Conversations: the turnIndex field
Conversation timestamps include turnIndex, the zero-based index into the
original turns array:
const groupedByTurn = new Map<number, Word[]>();
for (const word of timestamps) {
const arr = groupedByTurn.get(word.turnIndex) ?? [];
arr.push(word);
groupedByTurn.set(word.turnIndex, arr);
}Use this to colour different speakers, label captions with names, or compute per-turn duration metrics.
When timestamps fail
Speechbase tries native provider alignment first, then falls back to STT
(Whisper). If both fail you'll get a 503 timestamps_unavailable. Handle it
the same way you'd handle any 5xx:
if (res.status === 503) {
const body = await res.json();
if (body.title === "timestamps_unavailable") {
// Retry once without timestamps to at least get the audio.
return retryWithoutTimestamps();
}
}You can avoid the failure mode entirely by passing "timestamps": "off" in
the request — the endpoint then never attempts alignment and returns
timestamps: []. That's useful when you want the JSON envelope (base64 audio
plus warnings) but don't need word offsets.
Streaming + timestamps
You can't have both. Alignment requires the full audio, so the timestamps endpoints always buffer.
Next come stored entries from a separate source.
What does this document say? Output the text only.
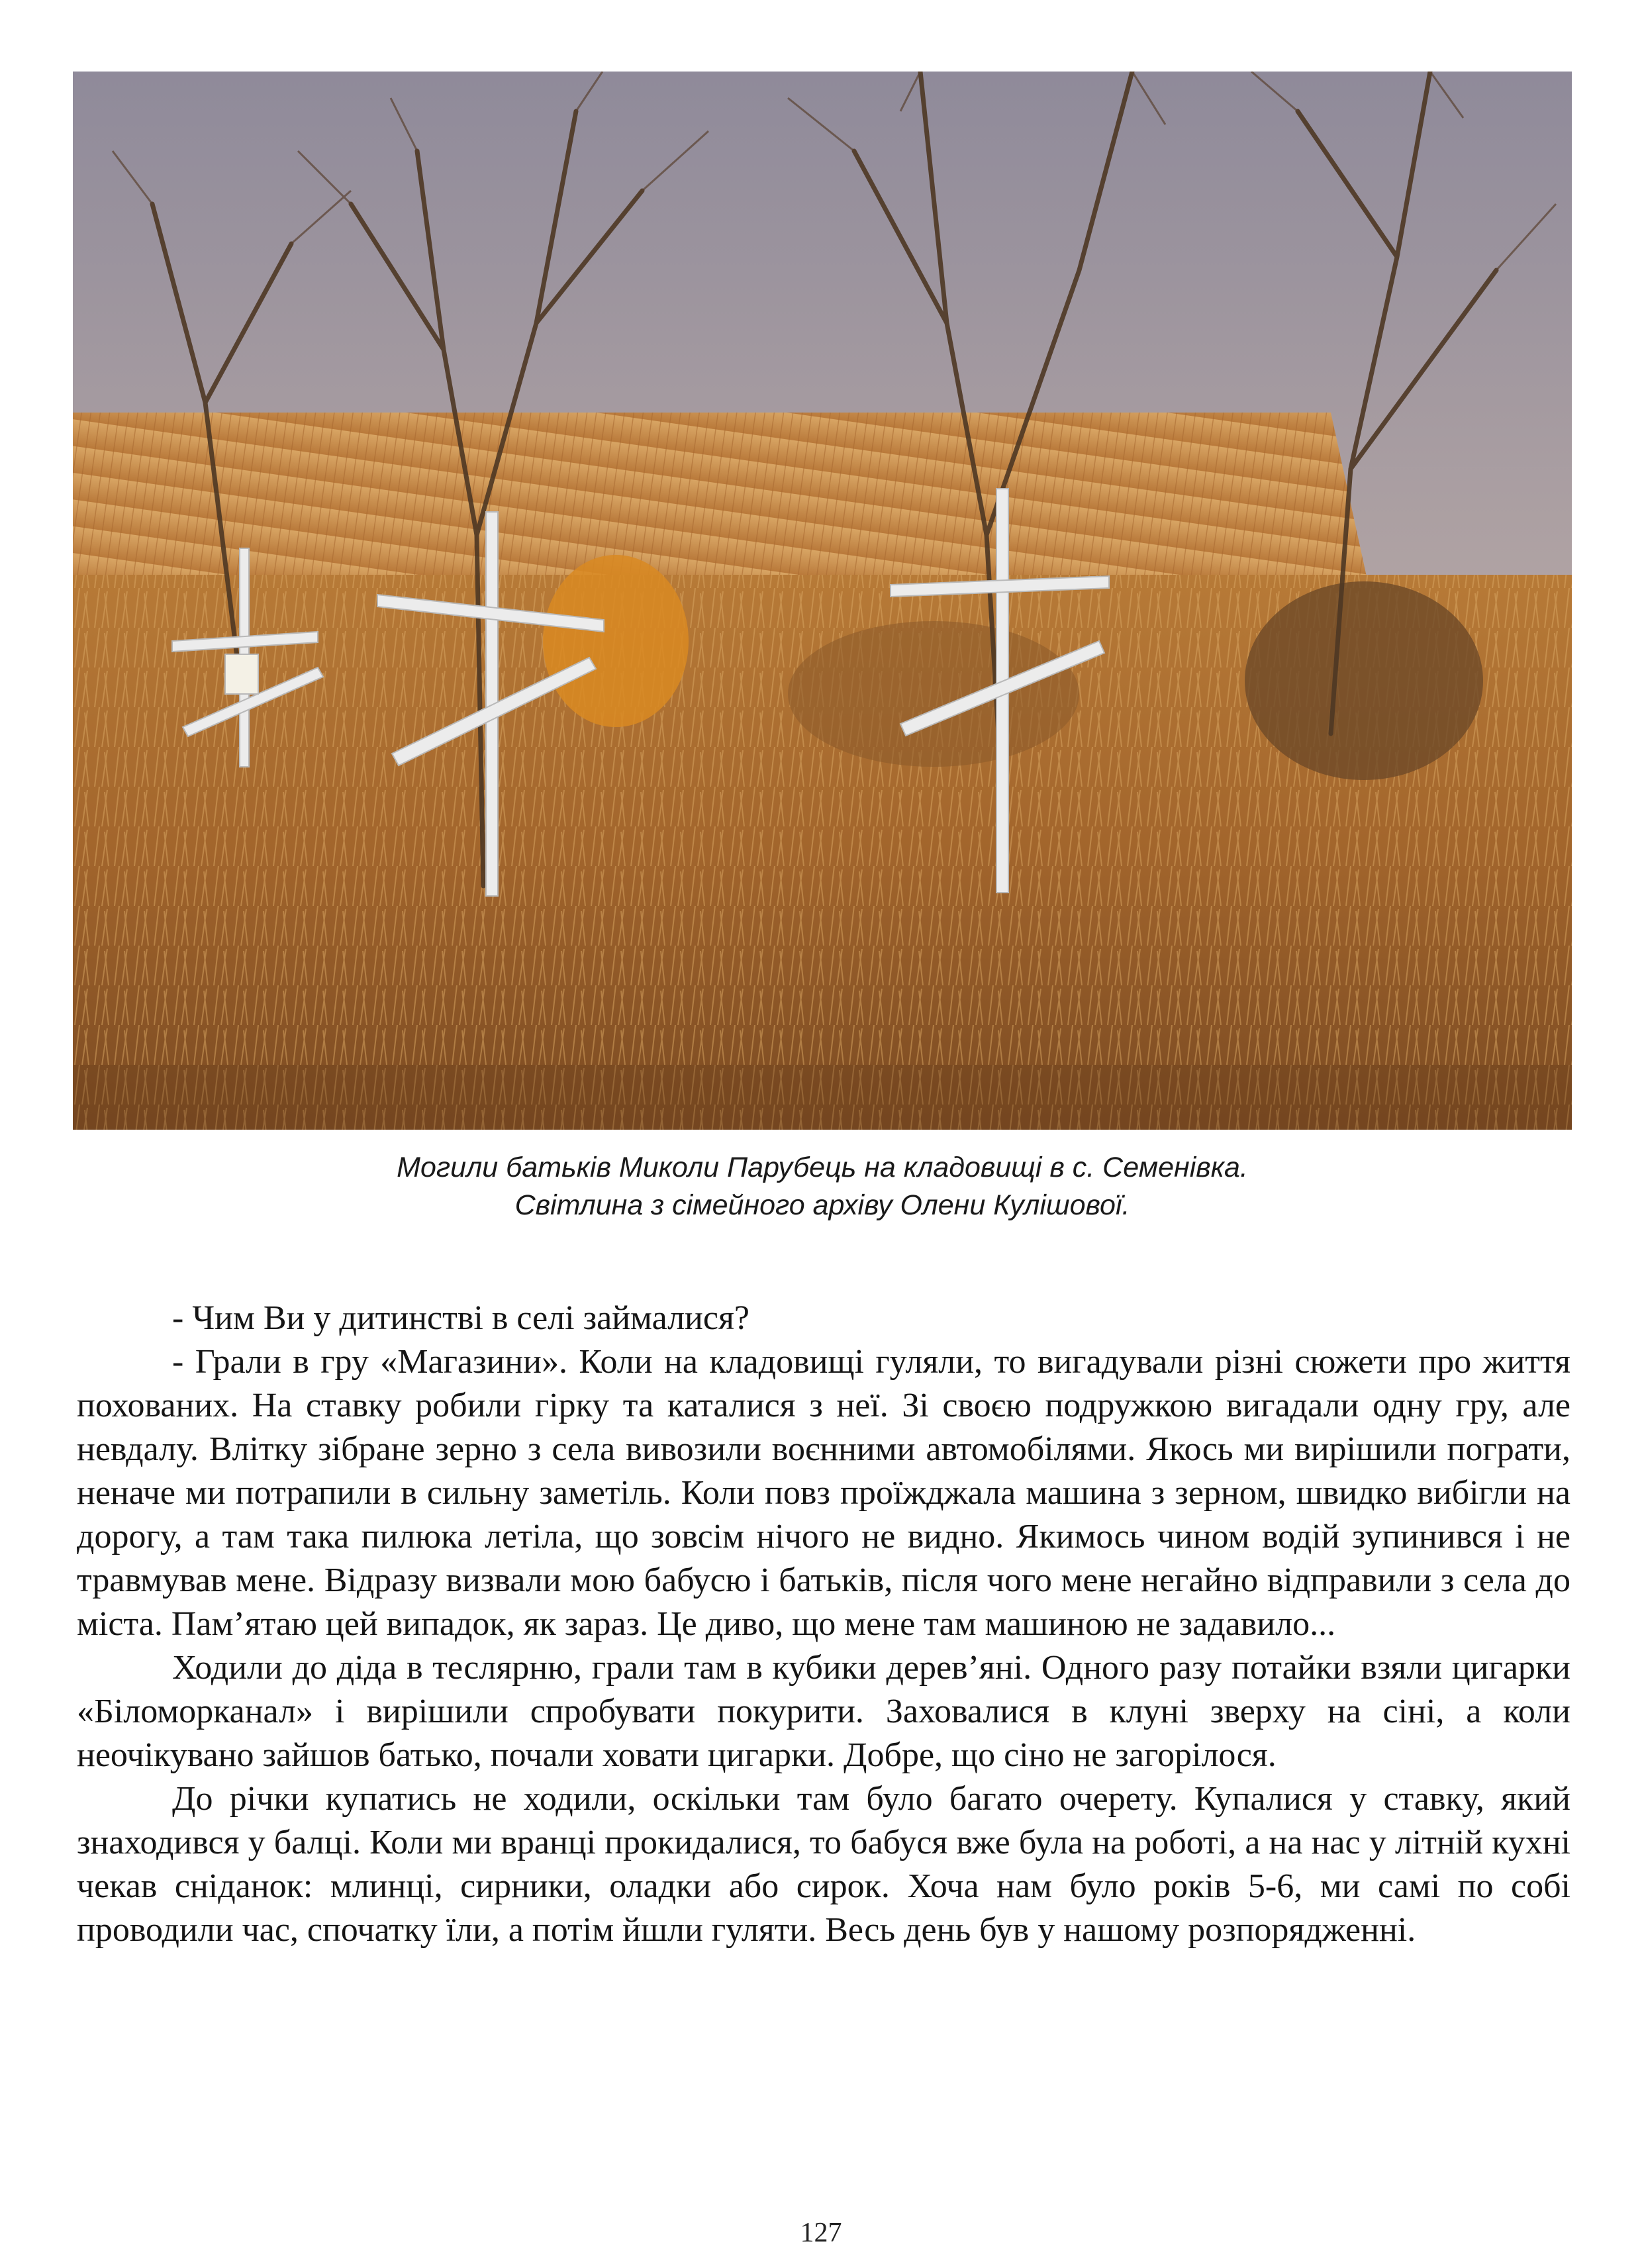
Могили батьків Миколи Парубець на кладовищі в с. Семенівка.
Світлина з сімейного архіву Олени Кулішової.

- Чим Ви у дитинстві в селі займалися?

- Грали в гру «Магазини». Коли на кладовищі гуляли, то вигадували різні сюжети про життя похованих. На ставку робили гірку та каталися з неї. Зі своєю подружкою вигадали одну гру, але невдалу. Влітку зібране зерно з села вивозили воєнними автомобілями. Якось ми вирішили пограти, неначе ми потрапили в сильну заметіль. Коли повз проїжджала машина з зерном, швидко вибігли на дорогу, а там така пилюка летіла, що зовсім нічого не видно. Якимось чином водій зупинився і не травмував мене. Відразу визвали мою бабусю і батьків, після чого мене негайно відправили з села до міста. Пам’ятаю цей випадок, як зараз. Це диво, що мене там машиною не задавило...

Ходили до діда в теслярню, грали там в кубики дерев’яні. Одного разу потайки взяли цигарки «Біломорканал» і вирішили спробувати покурити. Заховалися в клуні зверху на сіні, а коли неочікувано зайшов батько, почали ховати цигарки. Добре, що сіно не загорілося.

До річки купатись не ходили, оскільки там було багато очерету. Купалися у ставку, який знаходився у балці. Коли ми вранці прокидалися, то бабуся вже була на роботі, а на нас у літній кухні чекав сніданок: млинці, сирники, оладки або сирок. Хоча нам було років 5-6, ми самі по собі проводили час, спочатку їли, а потім йшли гуляти. Весь день був у нашому розпорядженні.

127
If your application needs both low first-byte latency and captions:
- Fire the streaming
/v1/audio/speechrequest and start playback. - In parallel, fire the same text against
/v1/audio/speech/with-timestamps. - Merge captions over the audio when the second response arrives.
For most user-facing playback flows the latency hit isn't worth this complexity — start with the buffered timestamps endpoint and only optimise if profiling tells you to.
Accuracy notes
- Native alignment from providers is generally word-accurate to a few tens of milliseconds.
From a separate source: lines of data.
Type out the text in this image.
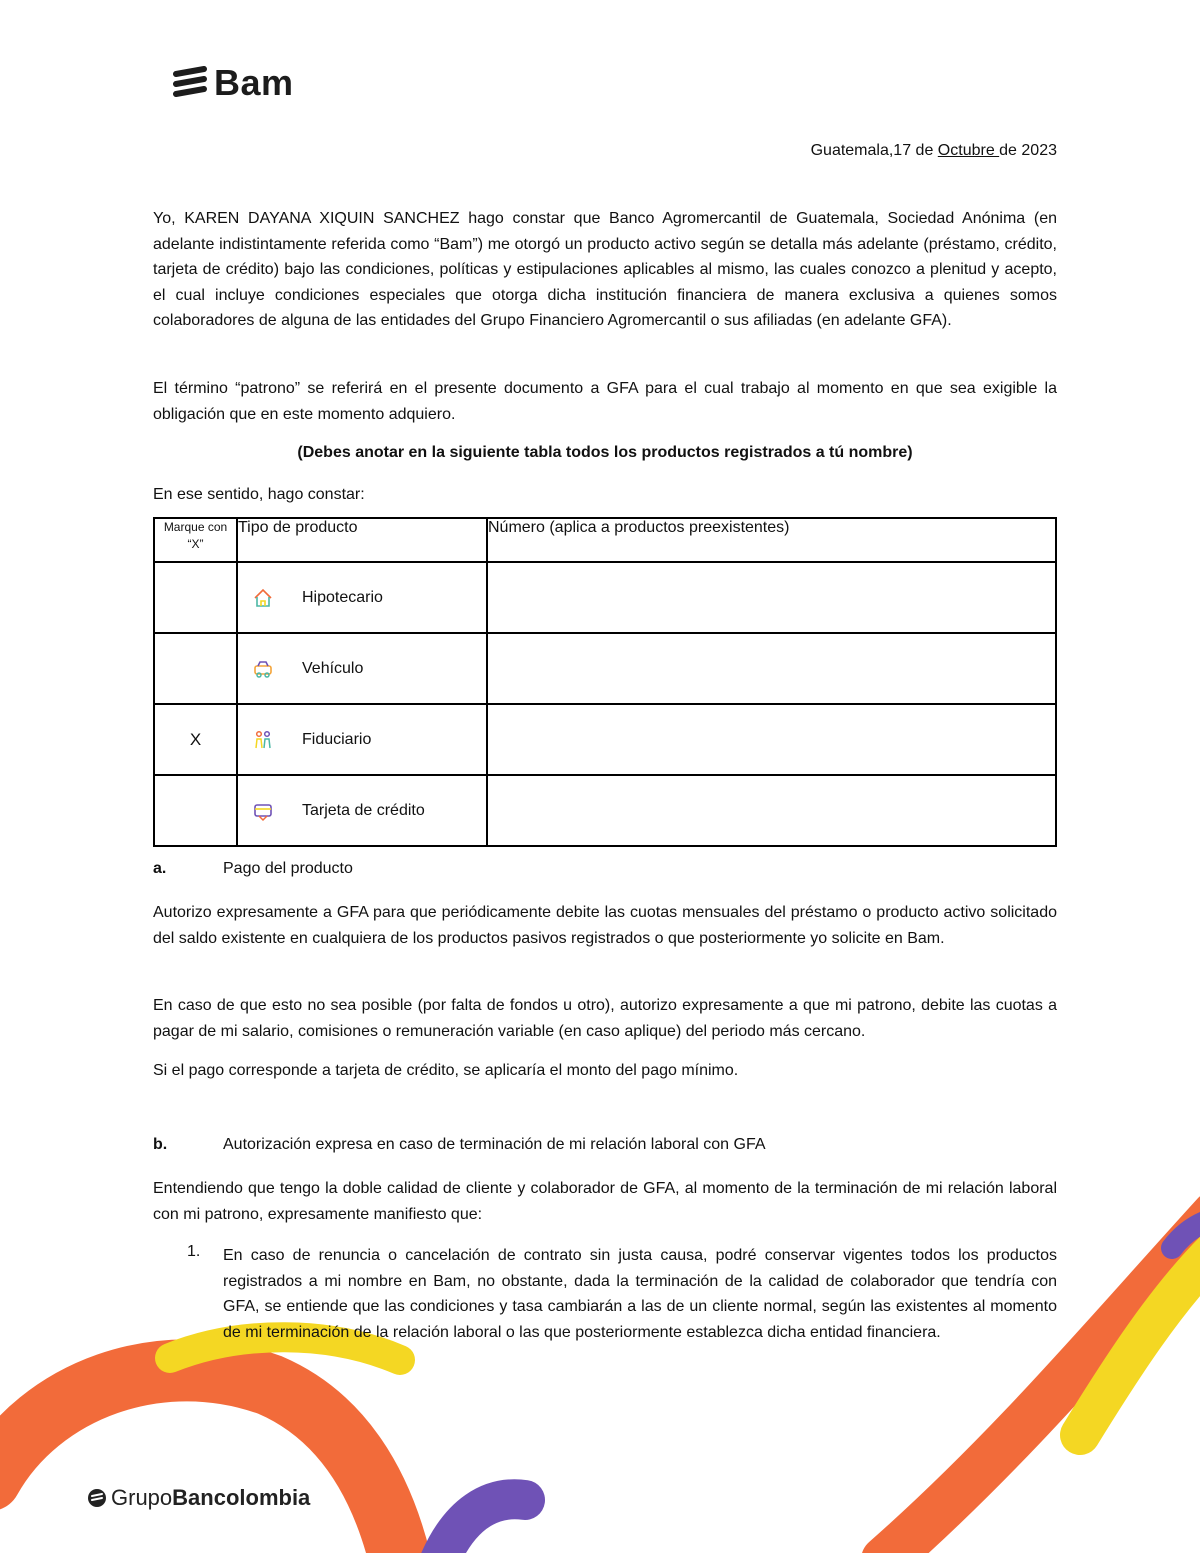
Bam
Guatemala,17 de Octubre de 2023

Yo, KAREN DAYANA XIQUIN SANCHEZ hago constar que Banco Agromercantil de Guatemala, Sociedad Anónima (en adelante indistintamente referida como “Bam”) me otorgó un producto activo según se detalla más adelante (préstamo, crédito, tarjeta de crédito) bajo las condiciones, políticas y estipulaciones aplicables al mismo, las cuales conozco a plenitud y acepto, el cual incluye condiciones especiales que otorga dicha institución financiera de manera exclusiva a quienes somos colaboradores de alguna de las entidades del Grupo Financiero Agromercantil o sus afiliadas (en adelante GFA).

El término “patrono” se referirá en el presente documento a GFA para el cual trabajo al momento en que sea exigible la obligación que en este momento adquiero.

(Debes anotar en la siguiente tabla todos los productos registrados a tú nombre)

En ese sentido, hago constar:

Marque con “X”	Tipo de producto	Número (aplica a productos preexistentes)

	Hipotecario	

	Vehículo	

X	Fiduciario	

	Tarjeta de crédito	

a.	Pago del producto

Autorizo expresamente a GFA para que periódicamente debite las cuotas mensuales del préstamo o producto activo solicitado del saldo existente en cualquiera de los productos pasivos registrados o que posteriormente yo solicite en Bam.

En caso de que esto no sea posible (por falta de fondos u otro), autorizo expresamente a que mi patrono, debite las cuotas a pagar de mi salario, comisiones o remuneración variable (en caso aplique) del periodo más cercano.

Si el pago corresponde a tarjeta de crédito, se aplicaría el monto del pago mínimo.

b.	Autorización expresa en caso de terminación de mi relación laboral con GFA

Entendiendo que tengo la doble calidad de cliente y colaborador de GFA, al momento de la terminación de mi relación laboral con mi patrono, expresamente manifiesto que:

1.	En caso de renuncia o cancelación de contrato sin justa causa, podré conservar vigentes todos los productos registrados a mi nombre en Bam, no obstante, dada la terminación de la calidad de colaborador que tendría con GFA, se entiende que las condiciones y tasa cambiarán a las de un cliente normal, según las existentes al momento de mi terminación de la relación laboral o las que posteriormente establezca dicha entidad financiera.
Grupo Bancolombia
- STT-fallback alignment is good but not perfect — accents, fast speech, and uncommon proper nouns can drift by ~50–100ms.
- Punctuation is usually attached to the preceding word ("Speechbase.") rather than emitted as its own entry.
- Trim trailing silence on the audio file before computing offsets if you re-encode — Speechbase's offsets reference the audio it returned.